Portugal está a beneficiar de notícias de que o Governo grego e os líderes políticos do país chegaram a acordo sobre parte medidas de austeridade exigidas pela ‘troika' como contrapartida de um segundo resgate segundo resgate ao país de 130 mil milhões de euros e um ‘perdão' de 100 mil milhões à sua dívida privada, evitando assim o 'default' já em Março.

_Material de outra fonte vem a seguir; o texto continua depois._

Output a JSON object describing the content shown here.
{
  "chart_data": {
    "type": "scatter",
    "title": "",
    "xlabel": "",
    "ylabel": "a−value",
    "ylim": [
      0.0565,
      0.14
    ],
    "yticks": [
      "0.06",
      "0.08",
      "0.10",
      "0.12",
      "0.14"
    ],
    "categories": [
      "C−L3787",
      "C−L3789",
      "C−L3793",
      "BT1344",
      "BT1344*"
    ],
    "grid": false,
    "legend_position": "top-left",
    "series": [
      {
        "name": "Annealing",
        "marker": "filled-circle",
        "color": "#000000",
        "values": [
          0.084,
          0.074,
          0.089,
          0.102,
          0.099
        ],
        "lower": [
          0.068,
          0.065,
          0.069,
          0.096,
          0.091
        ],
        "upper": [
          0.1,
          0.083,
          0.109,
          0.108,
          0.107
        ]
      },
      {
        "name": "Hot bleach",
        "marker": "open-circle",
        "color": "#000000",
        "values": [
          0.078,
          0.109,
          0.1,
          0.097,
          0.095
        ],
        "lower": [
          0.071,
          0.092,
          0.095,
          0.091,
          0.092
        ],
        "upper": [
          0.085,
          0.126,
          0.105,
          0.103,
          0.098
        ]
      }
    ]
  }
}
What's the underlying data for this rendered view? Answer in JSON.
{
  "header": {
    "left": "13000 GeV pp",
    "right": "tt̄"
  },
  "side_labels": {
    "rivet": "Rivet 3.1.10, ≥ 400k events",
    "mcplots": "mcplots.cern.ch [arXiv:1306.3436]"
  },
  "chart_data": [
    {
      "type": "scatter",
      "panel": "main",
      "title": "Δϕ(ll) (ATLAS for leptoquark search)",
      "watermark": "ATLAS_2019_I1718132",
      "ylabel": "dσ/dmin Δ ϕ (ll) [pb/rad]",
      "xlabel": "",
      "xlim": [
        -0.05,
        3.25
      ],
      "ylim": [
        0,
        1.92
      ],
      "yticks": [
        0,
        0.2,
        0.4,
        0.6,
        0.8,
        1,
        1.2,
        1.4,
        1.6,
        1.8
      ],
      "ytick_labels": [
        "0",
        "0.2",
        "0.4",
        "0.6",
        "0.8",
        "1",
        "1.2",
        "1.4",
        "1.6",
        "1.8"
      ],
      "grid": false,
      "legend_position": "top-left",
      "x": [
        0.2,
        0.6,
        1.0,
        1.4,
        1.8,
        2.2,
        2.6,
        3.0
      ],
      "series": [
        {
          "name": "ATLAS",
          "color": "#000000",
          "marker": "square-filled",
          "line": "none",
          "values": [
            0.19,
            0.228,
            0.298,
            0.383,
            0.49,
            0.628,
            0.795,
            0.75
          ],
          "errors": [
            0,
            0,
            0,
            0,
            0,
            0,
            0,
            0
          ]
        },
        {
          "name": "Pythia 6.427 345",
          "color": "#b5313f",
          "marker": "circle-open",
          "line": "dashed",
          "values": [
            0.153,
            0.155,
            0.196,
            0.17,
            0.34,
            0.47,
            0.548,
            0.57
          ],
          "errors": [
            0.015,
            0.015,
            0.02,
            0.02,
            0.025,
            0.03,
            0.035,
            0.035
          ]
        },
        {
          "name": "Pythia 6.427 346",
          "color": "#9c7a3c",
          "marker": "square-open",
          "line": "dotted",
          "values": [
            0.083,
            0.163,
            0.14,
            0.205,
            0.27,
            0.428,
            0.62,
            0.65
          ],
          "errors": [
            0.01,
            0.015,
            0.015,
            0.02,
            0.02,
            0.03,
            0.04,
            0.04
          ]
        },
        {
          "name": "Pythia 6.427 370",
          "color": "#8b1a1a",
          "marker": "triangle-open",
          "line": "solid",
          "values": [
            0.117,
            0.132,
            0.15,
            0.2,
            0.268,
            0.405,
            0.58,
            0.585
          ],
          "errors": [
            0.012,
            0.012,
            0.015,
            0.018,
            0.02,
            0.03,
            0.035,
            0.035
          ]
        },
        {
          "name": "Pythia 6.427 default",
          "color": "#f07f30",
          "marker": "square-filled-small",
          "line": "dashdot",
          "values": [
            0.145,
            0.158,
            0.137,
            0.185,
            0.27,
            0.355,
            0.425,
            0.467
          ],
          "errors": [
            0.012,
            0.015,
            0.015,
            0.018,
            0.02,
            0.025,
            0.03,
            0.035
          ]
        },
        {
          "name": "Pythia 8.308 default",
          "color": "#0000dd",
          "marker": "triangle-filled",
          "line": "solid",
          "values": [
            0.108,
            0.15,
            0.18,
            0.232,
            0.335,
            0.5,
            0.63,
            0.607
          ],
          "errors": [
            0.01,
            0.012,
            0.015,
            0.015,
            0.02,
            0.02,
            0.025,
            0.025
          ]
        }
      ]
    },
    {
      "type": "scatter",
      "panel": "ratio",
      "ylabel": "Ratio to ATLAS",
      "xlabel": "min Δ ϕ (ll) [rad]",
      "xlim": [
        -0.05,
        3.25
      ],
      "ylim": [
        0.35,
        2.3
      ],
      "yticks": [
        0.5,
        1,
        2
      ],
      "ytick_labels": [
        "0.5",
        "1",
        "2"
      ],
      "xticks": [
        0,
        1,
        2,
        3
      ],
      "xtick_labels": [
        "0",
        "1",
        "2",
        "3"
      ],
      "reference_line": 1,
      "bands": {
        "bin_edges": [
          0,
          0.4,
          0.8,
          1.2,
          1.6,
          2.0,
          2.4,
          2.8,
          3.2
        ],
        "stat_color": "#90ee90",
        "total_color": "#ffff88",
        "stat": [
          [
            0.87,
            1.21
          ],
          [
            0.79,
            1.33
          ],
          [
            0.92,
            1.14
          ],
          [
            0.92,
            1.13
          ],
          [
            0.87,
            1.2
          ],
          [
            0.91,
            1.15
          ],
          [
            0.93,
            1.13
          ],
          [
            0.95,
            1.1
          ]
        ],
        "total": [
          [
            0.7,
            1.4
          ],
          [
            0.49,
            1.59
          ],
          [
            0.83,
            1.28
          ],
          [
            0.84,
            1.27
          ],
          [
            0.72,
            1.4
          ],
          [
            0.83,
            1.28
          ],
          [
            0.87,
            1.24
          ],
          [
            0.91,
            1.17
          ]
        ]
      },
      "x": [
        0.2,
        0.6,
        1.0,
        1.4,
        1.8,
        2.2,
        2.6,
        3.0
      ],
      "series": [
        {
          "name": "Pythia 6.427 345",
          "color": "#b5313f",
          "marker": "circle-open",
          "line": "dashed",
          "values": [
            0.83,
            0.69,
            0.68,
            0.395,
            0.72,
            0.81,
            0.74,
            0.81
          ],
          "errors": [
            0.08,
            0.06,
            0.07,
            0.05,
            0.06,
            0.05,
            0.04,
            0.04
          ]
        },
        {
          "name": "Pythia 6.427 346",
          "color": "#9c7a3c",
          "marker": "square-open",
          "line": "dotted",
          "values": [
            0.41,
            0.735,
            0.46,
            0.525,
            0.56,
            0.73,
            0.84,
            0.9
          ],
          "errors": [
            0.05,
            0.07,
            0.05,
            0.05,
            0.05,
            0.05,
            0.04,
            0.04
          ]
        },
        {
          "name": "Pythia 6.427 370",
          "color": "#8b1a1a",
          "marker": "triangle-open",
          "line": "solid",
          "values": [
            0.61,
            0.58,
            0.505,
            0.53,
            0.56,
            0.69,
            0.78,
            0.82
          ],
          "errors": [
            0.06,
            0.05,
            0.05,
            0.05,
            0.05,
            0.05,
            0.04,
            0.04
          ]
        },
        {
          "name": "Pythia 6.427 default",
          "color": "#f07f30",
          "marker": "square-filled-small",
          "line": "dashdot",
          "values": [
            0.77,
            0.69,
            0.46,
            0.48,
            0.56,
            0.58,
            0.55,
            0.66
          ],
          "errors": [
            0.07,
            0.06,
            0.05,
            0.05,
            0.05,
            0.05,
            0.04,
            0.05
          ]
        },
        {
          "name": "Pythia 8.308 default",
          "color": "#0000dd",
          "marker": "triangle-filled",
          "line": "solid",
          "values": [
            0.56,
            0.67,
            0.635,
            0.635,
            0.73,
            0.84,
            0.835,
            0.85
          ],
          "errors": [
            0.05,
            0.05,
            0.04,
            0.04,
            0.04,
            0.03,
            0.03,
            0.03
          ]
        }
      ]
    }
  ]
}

Sinal da melhoria da percepção do risco em relação a Portugal é a queda acentuada do preço dos credit default swaps (CDS) sobre Obrigações do Tesouro (OT) de Portugal a cinco anos, que funcionam como uma espécie de seguro que os investidores pagam para se protegerem de um cenário de incumprimento por parte de um país. Este indicador de risco de dívida está hoje a descer 81 pontos para 1.206,30 pontos. É a maior queda no mundo, segundo o monitor da Bloomberg, que analisa 59 países. Isto significa que é necessário pagar 1,2 milhões euros por ano para segurar 10 milhões de euros de dívida soberana portuguesa.
No mesmo sentido, as taxas de juro implícitas da dívida portuguesa recuam hoje em praticamente todas as maturidades. A ‘yield' das obrigações do Tesouro (OT) português a 10 anos, por exemplo, desce para 13,561%, depois de ter superado os 17% na semana passada, devido aos receios de uma nova ajuda ao país. Já as 'yields' dos títulos de dívida italiana e espanhola sobem em todas as frentes.
O alívio dos indicadores de risco da dívida nacional acontece depois de o primeiro-ministro, Pedro Passos Coelho, ter garantido ontem que Portugal vai cumprir o programa da ‘troika', "qualquer que seja o resultado da negociação que está a decorrer em Atenas.